RoboWM-Bench: A Benchmark for Evaluating World Models in Robotic Manipulation
arXiv:2604.19092v2 Announce Type: replace-cross
Abstract: Recent advances in large-scale video world models have enabled increasingly realistic future prediction, raising the prospect of using generated videos as scalable supervision for robot learning. However, for embodied manipulation, perceptual realism alone is not sufficient: generated interactions must also be physically consistent and executable by robotic agents. Existing benchmarks provide valuable assessments of visual quality and physical plausibility, but they do not systematically evaluate whether predicted behaviors can be translated into executable actions that complete manipulation tasks. We introduce RoboWM-Bench, a manipulation-centric benchmark for embodiment-grounded evaluation of video world models. RoboWM-Bench converts generated human-hand and robotic manipulation videos into embodied action sequences and validates them through execution in physically grounded simulation environments. Built on real-to-sim scene reconstruction and diverse manipulation tasks, RoboWM-Bench enables standardized, reproducible, and scalable evaluation of physical executability. Using RoboWM-Bench, we evaluate state-of-the-art video world models and observe that visual plausibility and embodied executability are not always aligned.
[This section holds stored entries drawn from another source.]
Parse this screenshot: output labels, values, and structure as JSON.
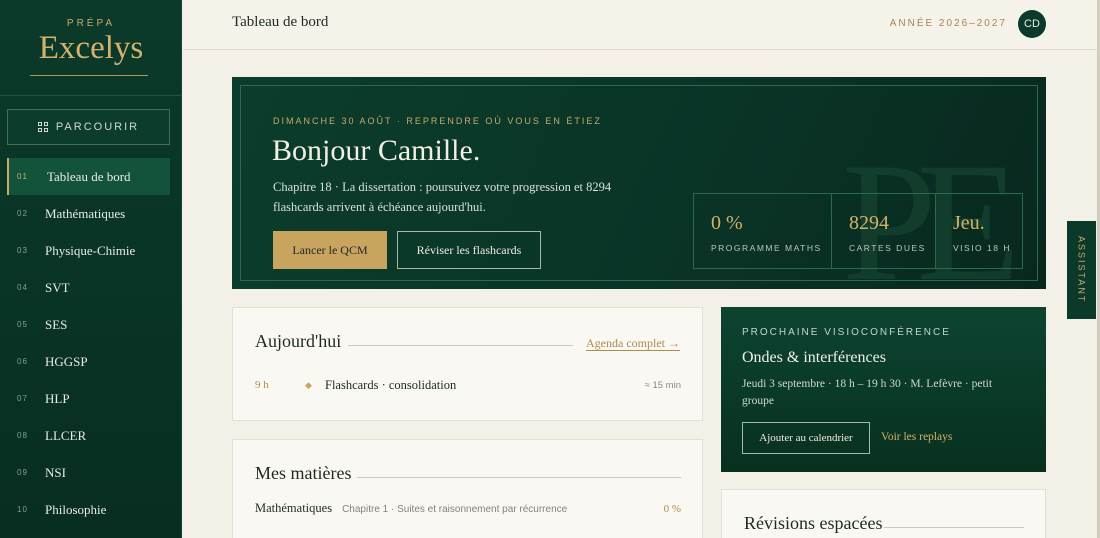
{
  "brand": {
    "small": "PRÉPA",
    "name": "Excelys"
  },
  "sidebar": {
    "browse_label": "PARCOURIR",
    "items": [
      {
        "num": "01",
        "label": "Tableau de bord",
        "active": true
      },
      {
        "num": "02",
        "label": "Mathématiques"
      },
      {
        "num": "03",
        "label": "Physique-Chimie"
      },
      {
        "num": "04",
        "label": "SVT"
      },
      {
        "num": "05",
        "label": "SES"
      },
      {
        "num": "06",
        "label": "HGGSP"
      },
      {
        "num": "07",
        "label": "HLP"
      },
      {
        "num": "08",
        "label": "LLCER"
      },
      {
        "num": "09",
        "label": "NSI"
      },
      {
        "num": "10",
        "label": "Philosophie"
      }
    ]
  },
  "header": {
    "title": "Tableau de bord",
    "year": "ANNÉE 2026–2027",
    "avatar": "CD"
  },
  "hero": {
    "eyebrow": "DIMANCHE 30 AOÛT · REPRENDRE OÙ VOUS EN ÉTIEZ",
    "greeting": "Bonjour Camille.",
    "message": "Chapitre 18 · La dissertation : poursuivez votre progression et 8294 flashcards arrivent à échéance aujourd'hui.",
    "primary_btn": "Lancer le QCM",
    "secondary_btn": "Réviser les flashcards",
    "monogram": "PE",
    "stats": [
      {
        "value": "0 %",
        "label": "PROGRAMME MATHS"
      },
      {
        "value": "8294",
        "label": "CARTES DUES"
      },
      {
        "value": "Jeu.",
        "label": "VISIO 18 H"
      }
    ]
  },
  "assistant_tab": "ASSISTANT",
  "today": {
    "title": "Aujourd'hui",
    "link": "Agenda complet →",
    "items": [
      {
        "time": "9 h",
        "bullet": "◆",
        "label": "Flashcards · consolidation",
        "duration": "≈ 15 min"
      }
    ]
  },
  "subjects": {
    "title": "Mes matières",
    "items": [
      {
        "name": "Mathématiques",
        "chapter": "Chapitre 1 · Suites et raisonnement par récurrence",
        "progress": "0 %"
      }
    ]
  },
  "visio": {
    "eyebrow": "PROCHAINE VISIOCONFÉRENCE",
    "title": "Ondes & interférences",
    "detail": "Jeudi 3 septembre · 18 h – 19 h 30 · M. Lefèvre · petit groupe",
    "calendar_btn": "Ajouter au calendrier",
    "replays_link": "Voir les replays"
  },
  "revisions": {
    "title": "Révisions espacées"
  },
  "colors": {
    "sidebar": "#0b3a2a",
    "gold": "#c9a45f",
    "background": "#f3f0e8"
  }
}
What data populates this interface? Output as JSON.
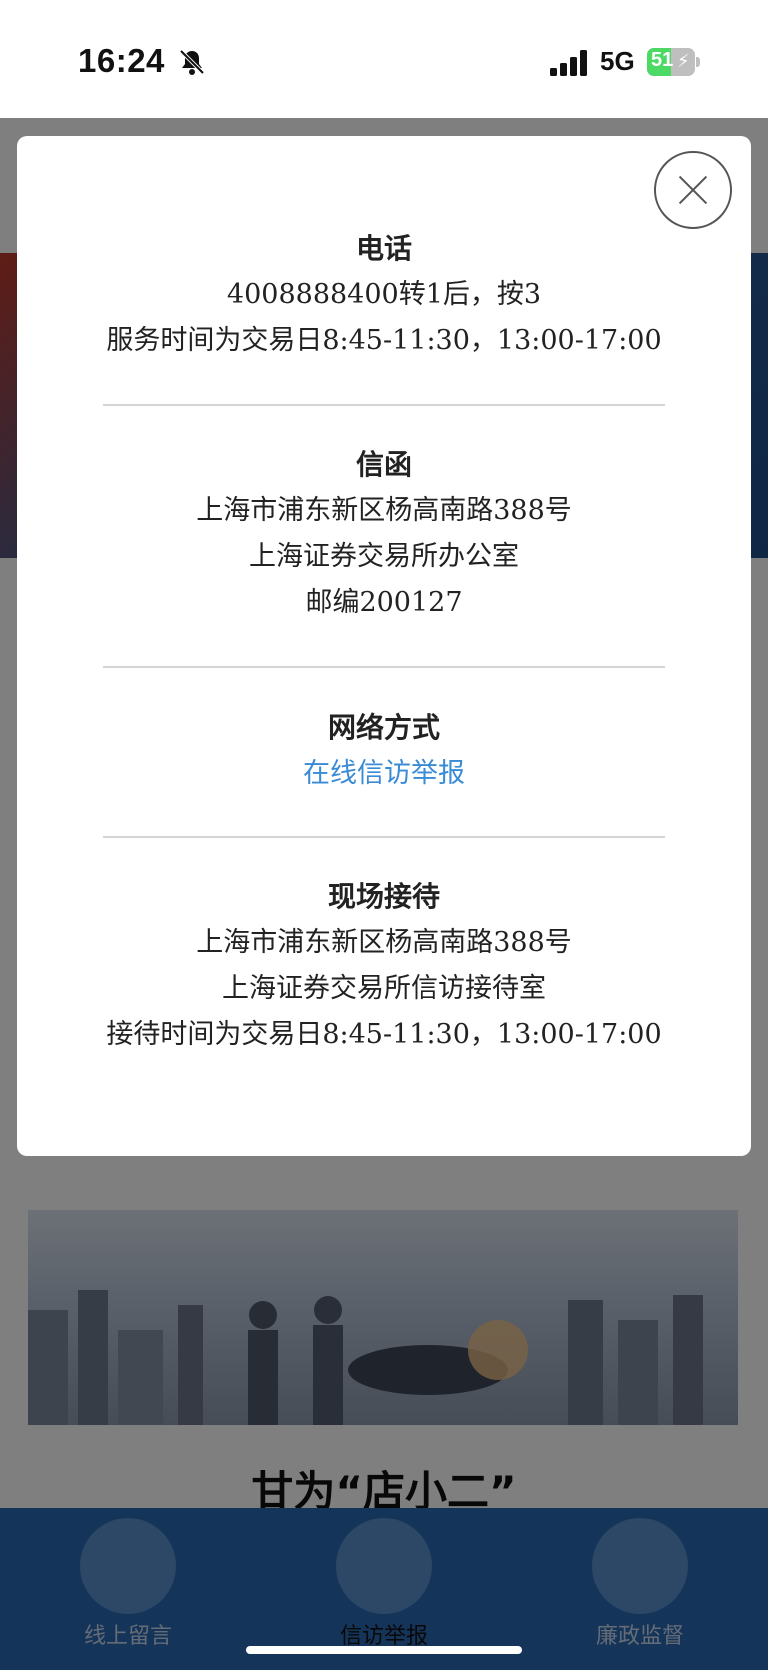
{
  "status_bar": {
    "time": "16:24",
    "network": "5G",
    "battery": "51",
    "battery_fraction": 0.51
  },
  "modal": {
    "sections": [
      {
        "title": "电话",
        "lines": [
          "4008888400转1后，按3",
          "服务时间为交易日8:45-11:30，13:00-17:00"
        ]
      },
      {
        "title": "信函",
        "lines": [
          "上海市浦东新区杨高南路388号",
          "上海证券交易所办公室",
          "邮编200127"
        ]
      },
      {
        "title": "网络方式",
        "link": "在线信访举报"
      },
      {
        "title": "现场接待",
        "lines": [
          "上海市浦东新区杨高南路388号",
          "上海证券交易所信访接待室",
          "接待时间为交易日8:45-11:30，13:00-17:00"
        ]
      }
    ]
  },
  "page": {
    "heading": "甘为“店小二”"
  },
  "tabbar": {
    "items": [
      {
        "label": "线上留言",
        "icon": "chat-person-icon"
      },
      {
        "label": "信访举报",
        "icon": "phone-hand-icon"
      },
      {
        "label": "廉政监督",
        "icon": "scale-document-icon"
      }
    ]
  },
  "colors": {
    "link": "#3a8bd6",
    "tabbar": "#2a69b2",
    "overlay": "rgba(0,0,0,0.5)"
  }
}
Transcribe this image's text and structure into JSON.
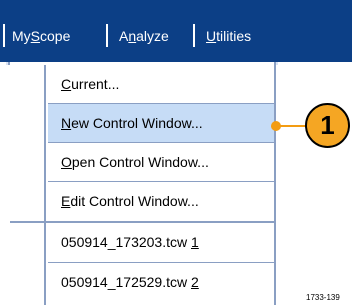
{
  "menubar": {
    "items": [
      {
        "label": "MyScope",
        "mnemonic": "S"
      },
      {
        "label": "Analyze",
        "mnemonic": "n"
      },
      {
        "label": "Utilities",
        "mnemonic": "U"
      }
    ]
  },
  "menu": {
    "items": [
      {
        "label": "Current...",
        "mnemonic": "C",
        "highlighted": false
      },
      {
        "label": "New Control Window...",
        "mnemonic": "N",
        "highlighted": true
      },
      {
        "label": "Open Control Window...",
        "mnemonic": "O",
        "highlighted": false
      },
      {
        "label": "Edit Control Window...",
        "mnemonic": "E",
        "highlighted": false
      },
      {
        "label": "050914_173203.tcw 1",
        "mnemonic": "1",
        "highlighted": false
      },
      {
        "label": "050914_172529.tcw 2",
        "mnemonic": "2",
        "highlighted": false
      }
    ]
  },
  "callout": {
    "number": "1"
  },
  "figure_id": "1733-139",
  "colors": {
    "menubar_bg": "#0c3f86",
    "highlight_bg": "#c6dcf6",
    "callout_fill": "#f5a623",
    "callout_line": "#f39c12",
    "border": "#8a9fc3"
  }
}
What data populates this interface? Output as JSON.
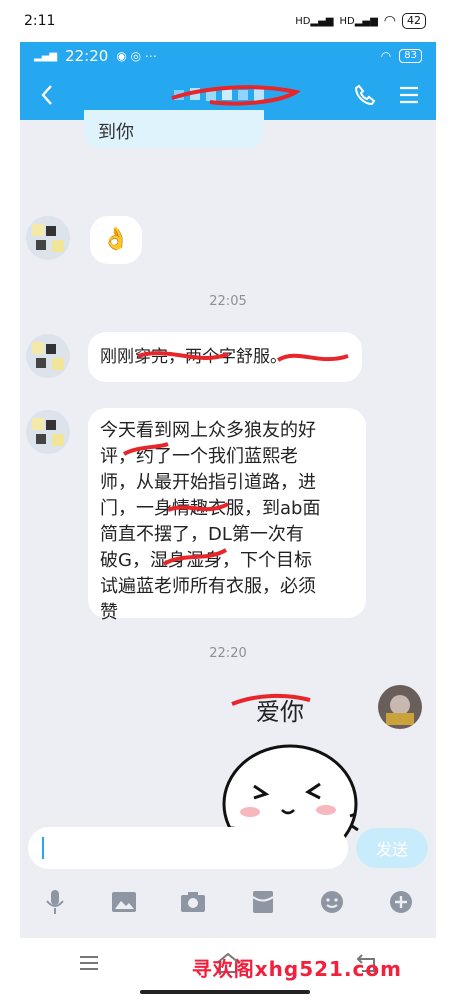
{
  "device_status": {
    "time": "2:11",
    "signal1": "HD",
    "signal2": "HD",
    "battery": "42"
  },
  "app_status": {
    "time": "22:20",
    "battery": "83"
  },
  "header": {
    "title": "",
    "back_icon": "back-icon",
    "call_icon": "phone-icon",
    "menu_icon": "menu-icon"
  },
  "messages": {
    "partial_top": "到你",
    "emoji": "👌",
    "time1": "22:05",
    "msg1": "刚刚穿完，两个字舒服。",
    "msg2_lines": [
      "今天看到网上众多狼友的好",
      "评，约了一个我们蓝熙老",
      "师，从最开始指引道路，进",
      "门，一身情趣衣服，到ab面",
      "简直不摆了，DL第一次有",
      "破G，湿身湿身，下个目标",
      "试遍蓝老师所有衣服，必须",
      "赞"
    ],
    "time2": "22:20",
    "sticker_text": "爱你"
  },
  "composer": {
    "placeholder": "",
    "send_label": "发送"
  },
  "toolbar_icons": [
    "mic-icon",
    "image-icon",
    "camera-icon",
    "red-packet-icon",
    "emoji-icon",
    "plus-icon"
  ],
  "navbar_icons": [
    "menu-icon",
    "home-icon",
    "back-icon"
  ],
  "watermark": "寻欢阁xhg521.com",
  "colors": {
    "accent": "#25a8ef",
    "background": "#eceef3",
    "watermark": "#f2203d"
  }
}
Our analysis highlights several recurring factors that affect execution performance, including spatial reasoning, contact prediction, and non-physical geometric distortions, particularly in complex and long-horizon interactions. These findings provide a more fine-grained view of current model capabilities and underscore the value of embodiment-aware evaluation for guiding physically grounded world modeling in robotic manipulation.